I'm working through Infinitesimal Calculus by Henle and Kleinberg on my own and I'm having some trouble with one of the exercises. Here's what I have currently:
Exercise:
Let $j$ be the hyperreal $\{1, 2, 3,...\}$, prove $j$ > every real number $r$.
My proof:
Let $f$ be a function $\{1, 1/2, 1/3,...\}$, by definition of infinitesimal we know that $\forall{n \in \mathbb N} \{f(n) > 0\}$ and $\forall{n \in \mathbb N}\{f(n) < r\}$.
So $f \cap \mathbb R = \emptyset$ and $f \cap j = \emptyset$.
Consider $c$ the complement of the infinitesimal set ${}^\ast\mathbb R \setminus f$.
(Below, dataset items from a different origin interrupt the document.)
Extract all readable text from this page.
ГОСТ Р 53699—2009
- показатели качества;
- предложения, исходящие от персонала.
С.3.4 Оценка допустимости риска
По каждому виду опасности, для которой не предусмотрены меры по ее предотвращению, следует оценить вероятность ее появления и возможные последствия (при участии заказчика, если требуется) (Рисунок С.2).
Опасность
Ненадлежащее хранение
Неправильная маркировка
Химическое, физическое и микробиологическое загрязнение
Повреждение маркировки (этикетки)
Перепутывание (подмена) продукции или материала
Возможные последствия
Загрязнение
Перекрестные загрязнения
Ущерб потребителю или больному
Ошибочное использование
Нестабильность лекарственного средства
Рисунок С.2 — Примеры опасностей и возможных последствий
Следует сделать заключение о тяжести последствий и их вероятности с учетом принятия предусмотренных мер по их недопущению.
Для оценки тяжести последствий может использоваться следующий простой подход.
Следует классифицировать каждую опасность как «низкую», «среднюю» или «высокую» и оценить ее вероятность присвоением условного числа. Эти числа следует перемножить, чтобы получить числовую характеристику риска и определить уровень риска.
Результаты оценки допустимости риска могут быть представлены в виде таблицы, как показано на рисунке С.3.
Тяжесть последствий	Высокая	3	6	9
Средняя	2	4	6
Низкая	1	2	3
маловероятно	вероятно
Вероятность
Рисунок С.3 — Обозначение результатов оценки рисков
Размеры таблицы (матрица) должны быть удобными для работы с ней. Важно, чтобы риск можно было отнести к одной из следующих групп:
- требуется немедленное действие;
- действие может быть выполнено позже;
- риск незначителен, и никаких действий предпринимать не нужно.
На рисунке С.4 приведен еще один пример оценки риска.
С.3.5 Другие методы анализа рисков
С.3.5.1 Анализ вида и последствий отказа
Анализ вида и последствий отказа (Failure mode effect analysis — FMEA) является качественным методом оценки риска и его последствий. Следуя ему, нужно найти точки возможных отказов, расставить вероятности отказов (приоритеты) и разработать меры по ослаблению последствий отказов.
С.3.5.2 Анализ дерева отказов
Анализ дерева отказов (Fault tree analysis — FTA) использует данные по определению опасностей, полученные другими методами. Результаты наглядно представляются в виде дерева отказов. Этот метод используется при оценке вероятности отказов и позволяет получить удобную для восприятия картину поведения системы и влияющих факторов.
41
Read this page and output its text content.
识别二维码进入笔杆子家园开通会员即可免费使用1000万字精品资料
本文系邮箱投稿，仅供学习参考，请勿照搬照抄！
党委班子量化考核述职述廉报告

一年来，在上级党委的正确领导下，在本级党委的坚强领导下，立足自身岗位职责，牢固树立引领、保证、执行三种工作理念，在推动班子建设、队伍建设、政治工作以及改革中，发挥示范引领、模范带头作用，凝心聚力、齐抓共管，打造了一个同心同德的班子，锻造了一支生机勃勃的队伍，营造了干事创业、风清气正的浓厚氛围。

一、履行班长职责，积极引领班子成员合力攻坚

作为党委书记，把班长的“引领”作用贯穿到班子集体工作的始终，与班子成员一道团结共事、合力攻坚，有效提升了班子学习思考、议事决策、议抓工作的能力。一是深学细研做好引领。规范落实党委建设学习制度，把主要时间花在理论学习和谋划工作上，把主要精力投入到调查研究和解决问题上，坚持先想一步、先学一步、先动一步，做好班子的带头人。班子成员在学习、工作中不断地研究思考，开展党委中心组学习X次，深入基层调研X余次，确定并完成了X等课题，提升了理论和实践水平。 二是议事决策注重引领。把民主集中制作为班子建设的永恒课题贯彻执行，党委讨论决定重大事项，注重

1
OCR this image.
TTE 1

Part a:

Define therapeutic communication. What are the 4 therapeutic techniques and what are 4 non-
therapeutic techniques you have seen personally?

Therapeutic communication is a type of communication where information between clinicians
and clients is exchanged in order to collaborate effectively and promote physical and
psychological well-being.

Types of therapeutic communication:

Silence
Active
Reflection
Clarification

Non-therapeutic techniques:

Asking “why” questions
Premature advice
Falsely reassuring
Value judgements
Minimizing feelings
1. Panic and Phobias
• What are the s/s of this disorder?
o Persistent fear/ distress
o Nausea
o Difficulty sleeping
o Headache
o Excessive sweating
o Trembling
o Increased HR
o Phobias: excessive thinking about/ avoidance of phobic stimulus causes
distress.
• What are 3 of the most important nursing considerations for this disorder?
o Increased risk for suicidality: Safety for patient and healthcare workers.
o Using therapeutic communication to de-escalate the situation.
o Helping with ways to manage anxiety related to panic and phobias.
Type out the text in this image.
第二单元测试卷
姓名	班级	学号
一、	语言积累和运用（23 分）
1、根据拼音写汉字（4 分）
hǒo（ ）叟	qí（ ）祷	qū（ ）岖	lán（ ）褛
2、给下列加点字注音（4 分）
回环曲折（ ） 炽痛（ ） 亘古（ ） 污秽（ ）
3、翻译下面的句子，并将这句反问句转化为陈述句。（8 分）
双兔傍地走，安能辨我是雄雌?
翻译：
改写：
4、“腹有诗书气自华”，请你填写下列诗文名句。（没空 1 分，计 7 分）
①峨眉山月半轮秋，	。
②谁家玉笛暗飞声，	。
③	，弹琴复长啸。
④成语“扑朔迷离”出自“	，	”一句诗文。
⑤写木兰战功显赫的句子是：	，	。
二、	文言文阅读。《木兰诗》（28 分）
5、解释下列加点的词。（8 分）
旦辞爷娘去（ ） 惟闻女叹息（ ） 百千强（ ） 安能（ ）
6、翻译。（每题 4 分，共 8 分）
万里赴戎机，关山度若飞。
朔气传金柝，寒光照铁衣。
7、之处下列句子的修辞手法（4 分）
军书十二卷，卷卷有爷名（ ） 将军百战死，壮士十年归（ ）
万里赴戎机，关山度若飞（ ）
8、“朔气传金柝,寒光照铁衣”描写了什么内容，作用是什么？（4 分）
...and I'm not sure where to go from here. I'd like to show that $c$ is somehow > $r$, but maybe that's not the right path. I was thinking I could use the fact that $c$ is a superset of $j$ and we know that $j$ is quasi-big.
Thanks for your help!
I would instead take a real number $r$, i.e. the equivalence class $[(r, r, \dots, r, \dots)]$, and show that this is less than $j = [(1, 2, 3, \dots)]$.
This follows from the definition of $<$ in the hyperreals. Indeed, the set of elements $r_n = r$ which are greater than $j_n = n$ is finite, so is small with respect to the ultrafilter of our construction. So $r < j$.